BILL ANALYSIS |
C.S.H.B. 549 |
By: Dutton |
Public Health |
Committee Report (Substituted) |
BACKGROUND AND PURPOSE
If a decedent fails to leave written instructions for the disposal of the decedent's remains, the right to control the disposition defaults to the decedent's surviving spouse, any one of the decedent's surviving adult children, either of the decedent's surviving adult parents, any one of the decedent's surviving adult siblings, or any adult person in the next degree of kinship as determined by the laws of intestacy. If a decedent's spouse was involved in the decedent's death, it can be difficult for the decedent's family to obtain the right to control the disposition of the remains.

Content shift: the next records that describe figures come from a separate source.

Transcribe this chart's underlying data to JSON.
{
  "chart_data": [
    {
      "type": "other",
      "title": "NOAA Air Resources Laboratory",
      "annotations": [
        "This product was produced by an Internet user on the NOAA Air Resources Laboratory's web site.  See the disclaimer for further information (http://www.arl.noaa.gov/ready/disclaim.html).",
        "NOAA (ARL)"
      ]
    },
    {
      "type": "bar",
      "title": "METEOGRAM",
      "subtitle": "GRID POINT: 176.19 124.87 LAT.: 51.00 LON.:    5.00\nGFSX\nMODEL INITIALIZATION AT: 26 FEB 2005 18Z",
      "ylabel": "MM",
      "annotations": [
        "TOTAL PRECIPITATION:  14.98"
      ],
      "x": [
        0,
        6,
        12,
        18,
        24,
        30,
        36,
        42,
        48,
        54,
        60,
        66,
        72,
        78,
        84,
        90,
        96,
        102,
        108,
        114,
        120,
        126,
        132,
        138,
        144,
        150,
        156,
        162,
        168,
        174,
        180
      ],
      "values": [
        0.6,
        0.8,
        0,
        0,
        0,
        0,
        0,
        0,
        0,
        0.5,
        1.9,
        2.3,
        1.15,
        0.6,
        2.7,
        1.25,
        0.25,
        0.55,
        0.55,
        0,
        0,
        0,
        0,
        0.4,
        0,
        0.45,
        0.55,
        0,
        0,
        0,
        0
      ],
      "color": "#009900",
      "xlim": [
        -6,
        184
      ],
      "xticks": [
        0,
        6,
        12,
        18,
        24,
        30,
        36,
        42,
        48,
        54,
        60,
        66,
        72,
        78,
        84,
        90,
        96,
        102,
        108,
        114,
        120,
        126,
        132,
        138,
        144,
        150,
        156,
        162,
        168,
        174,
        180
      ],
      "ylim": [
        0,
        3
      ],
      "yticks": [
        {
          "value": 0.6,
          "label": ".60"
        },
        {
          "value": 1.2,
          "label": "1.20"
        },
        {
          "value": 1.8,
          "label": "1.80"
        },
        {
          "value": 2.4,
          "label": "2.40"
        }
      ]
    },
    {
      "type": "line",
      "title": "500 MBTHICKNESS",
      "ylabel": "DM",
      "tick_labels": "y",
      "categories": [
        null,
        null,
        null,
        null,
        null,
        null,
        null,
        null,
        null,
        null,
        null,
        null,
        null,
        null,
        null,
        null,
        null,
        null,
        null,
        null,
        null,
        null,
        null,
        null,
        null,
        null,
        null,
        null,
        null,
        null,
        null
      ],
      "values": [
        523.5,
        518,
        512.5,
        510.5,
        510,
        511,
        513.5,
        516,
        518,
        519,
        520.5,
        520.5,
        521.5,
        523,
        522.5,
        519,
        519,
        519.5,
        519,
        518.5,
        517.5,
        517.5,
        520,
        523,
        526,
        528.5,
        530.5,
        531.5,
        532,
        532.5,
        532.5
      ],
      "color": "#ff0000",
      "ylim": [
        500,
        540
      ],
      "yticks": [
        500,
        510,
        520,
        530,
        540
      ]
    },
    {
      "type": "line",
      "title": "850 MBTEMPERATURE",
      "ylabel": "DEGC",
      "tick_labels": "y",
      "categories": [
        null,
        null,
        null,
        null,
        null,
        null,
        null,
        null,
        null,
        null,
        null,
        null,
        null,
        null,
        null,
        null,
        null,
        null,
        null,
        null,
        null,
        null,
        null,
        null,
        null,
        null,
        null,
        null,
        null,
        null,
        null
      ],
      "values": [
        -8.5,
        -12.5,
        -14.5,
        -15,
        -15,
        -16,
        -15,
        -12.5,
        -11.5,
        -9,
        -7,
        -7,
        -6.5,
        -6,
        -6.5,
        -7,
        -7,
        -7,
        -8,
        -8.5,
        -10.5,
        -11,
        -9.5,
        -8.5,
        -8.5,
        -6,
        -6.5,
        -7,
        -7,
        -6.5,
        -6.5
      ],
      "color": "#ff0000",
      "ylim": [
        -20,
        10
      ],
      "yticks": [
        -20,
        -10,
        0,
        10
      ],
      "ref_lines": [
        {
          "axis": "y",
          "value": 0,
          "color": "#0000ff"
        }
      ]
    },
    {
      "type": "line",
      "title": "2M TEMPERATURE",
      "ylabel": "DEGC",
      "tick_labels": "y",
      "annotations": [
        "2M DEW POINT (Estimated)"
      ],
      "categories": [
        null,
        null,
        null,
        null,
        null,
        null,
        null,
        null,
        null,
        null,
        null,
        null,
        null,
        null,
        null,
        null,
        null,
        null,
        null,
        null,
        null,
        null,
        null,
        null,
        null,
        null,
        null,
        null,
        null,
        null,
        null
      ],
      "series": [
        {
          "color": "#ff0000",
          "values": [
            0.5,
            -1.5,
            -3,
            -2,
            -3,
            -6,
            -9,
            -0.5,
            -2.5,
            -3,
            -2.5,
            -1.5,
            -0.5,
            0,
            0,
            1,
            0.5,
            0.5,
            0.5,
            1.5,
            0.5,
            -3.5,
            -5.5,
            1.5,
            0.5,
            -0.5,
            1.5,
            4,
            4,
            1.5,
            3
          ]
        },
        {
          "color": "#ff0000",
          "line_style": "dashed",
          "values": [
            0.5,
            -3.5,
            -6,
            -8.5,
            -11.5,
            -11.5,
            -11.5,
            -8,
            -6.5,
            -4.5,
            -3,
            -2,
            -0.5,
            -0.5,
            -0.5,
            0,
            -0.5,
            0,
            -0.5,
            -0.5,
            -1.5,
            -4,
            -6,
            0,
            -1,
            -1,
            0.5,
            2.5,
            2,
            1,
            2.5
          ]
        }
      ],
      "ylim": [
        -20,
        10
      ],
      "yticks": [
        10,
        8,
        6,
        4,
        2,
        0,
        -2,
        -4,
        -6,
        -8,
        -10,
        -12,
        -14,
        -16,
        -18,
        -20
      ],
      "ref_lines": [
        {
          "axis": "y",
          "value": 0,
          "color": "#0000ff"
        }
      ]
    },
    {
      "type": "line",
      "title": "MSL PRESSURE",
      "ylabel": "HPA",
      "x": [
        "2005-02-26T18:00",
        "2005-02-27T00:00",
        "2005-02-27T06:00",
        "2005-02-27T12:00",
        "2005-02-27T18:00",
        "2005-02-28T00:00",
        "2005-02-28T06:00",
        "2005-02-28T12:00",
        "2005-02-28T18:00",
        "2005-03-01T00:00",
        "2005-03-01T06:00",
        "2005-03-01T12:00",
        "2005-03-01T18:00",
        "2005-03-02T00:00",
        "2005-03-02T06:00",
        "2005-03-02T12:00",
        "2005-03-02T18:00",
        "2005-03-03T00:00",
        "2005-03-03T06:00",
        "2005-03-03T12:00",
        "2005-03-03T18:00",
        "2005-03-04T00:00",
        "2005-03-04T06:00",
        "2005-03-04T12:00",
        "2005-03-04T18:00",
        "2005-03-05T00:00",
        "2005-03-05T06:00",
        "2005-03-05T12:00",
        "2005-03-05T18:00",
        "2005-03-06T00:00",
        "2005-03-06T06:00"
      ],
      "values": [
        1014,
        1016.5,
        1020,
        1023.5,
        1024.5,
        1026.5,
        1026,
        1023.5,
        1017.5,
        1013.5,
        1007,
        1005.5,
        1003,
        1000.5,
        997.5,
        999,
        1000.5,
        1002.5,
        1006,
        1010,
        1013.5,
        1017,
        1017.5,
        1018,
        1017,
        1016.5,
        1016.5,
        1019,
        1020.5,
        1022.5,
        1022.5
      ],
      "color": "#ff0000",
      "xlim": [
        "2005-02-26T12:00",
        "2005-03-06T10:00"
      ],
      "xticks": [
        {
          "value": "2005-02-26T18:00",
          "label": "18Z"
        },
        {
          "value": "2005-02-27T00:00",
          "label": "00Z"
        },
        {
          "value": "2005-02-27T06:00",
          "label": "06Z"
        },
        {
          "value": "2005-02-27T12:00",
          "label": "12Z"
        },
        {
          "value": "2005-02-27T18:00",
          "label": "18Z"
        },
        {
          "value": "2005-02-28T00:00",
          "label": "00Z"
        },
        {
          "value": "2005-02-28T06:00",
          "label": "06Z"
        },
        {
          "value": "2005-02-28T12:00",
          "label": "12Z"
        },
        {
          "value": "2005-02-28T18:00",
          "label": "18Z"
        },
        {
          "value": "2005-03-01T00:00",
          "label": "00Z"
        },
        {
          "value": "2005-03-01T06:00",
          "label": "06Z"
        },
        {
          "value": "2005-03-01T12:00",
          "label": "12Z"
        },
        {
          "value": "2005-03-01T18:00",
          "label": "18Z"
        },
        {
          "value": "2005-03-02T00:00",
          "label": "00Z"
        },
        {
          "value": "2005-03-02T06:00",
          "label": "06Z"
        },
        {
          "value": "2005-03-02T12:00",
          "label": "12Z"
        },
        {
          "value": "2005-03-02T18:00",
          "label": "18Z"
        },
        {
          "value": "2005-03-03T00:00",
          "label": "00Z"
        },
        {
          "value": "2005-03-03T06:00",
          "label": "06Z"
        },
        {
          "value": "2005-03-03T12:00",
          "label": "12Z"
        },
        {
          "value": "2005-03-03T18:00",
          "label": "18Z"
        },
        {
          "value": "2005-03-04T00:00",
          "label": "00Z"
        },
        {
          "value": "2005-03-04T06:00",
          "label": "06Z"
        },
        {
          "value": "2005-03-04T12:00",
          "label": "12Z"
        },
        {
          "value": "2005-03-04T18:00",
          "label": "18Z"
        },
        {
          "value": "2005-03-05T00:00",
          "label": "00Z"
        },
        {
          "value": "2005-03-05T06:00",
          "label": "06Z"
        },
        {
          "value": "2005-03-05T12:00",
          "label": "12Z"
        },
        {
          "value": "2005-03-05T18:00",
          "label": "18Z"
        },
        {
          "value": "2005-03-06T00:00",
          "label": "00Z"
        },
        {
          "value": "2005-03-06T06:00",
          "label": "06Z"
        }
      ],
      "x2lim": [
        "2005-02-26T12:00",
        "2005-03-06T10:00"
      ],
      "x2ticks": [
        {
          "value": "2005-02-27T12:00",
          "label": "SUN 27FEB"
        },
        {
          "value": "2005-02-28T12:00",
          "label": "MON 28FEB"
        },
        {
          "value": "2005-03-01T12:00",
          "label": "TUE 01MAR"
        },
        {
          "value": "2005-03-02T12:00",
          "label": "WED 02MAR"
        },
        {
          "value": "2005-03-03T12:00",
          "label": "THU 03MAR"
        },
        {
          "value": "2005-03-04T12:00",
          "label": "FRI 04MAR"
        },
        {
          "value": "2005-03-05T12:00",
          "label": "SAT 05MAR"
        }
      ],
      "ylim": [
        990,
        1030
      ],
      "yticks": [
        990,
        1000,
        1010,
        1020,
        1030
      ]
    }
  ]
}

In addition, if the decedent is a woman whose death was the result of an offense of family violence involving the decedent's spouse, it is difficult for a family to bury the decedent under a name other than the decedent's married name.
It is the goal of C.S.H.B. 549 to address this issue by providing that a person relinquishes the right to control the disposition of a decedent's remains if the person has been indicted for an offense involving family violence in connection with the death of the decedent and by repealing a provision of law regarding a married woman's last name on a grave marker.
|
RULEMAKING AUTHORITY
It is the committee's opinion that this bill does not expressly grant any additional rulemaking authority to a state officer, department, agency, or institution.
|
ANALYSIS
C.S.H.B. 549 amends the Health and Safety Code to prohibit a person who would otherwise have the right to control the disposition of the remains of a decedent from controlling the disposition of the decedent's remains if, in connection with the decedent's death, an indictment has been filed charging the person with a criminal homicide offense that involves family violence against the decedent.
C.S.H.B. 549 amends the Texas Probate Code to make a conforming change.
C.S.H.B. 549 repeals Section 711.002(j), Health and Safety Code, establishing the presumption, in the absence of evidence of a contrary intent, that a married woman directs that her name, as it appears on the grave marker for the plot in which she is interred, include the same last name she used at the time of her death.
|
EFFECTIVE DATE
On passage, or, if the bill does not receive the necessary vote, September 1, 2011.
|
COMPARISON OF ORIGINAL AND SUBSTITUTE
|
C.S.H.B. 549 contains a provision not in the original repealing a provision of law establishing the presumption that it is the intent of a married woman that the last name as it will appear on her grave marker is the name she used at the time of her death.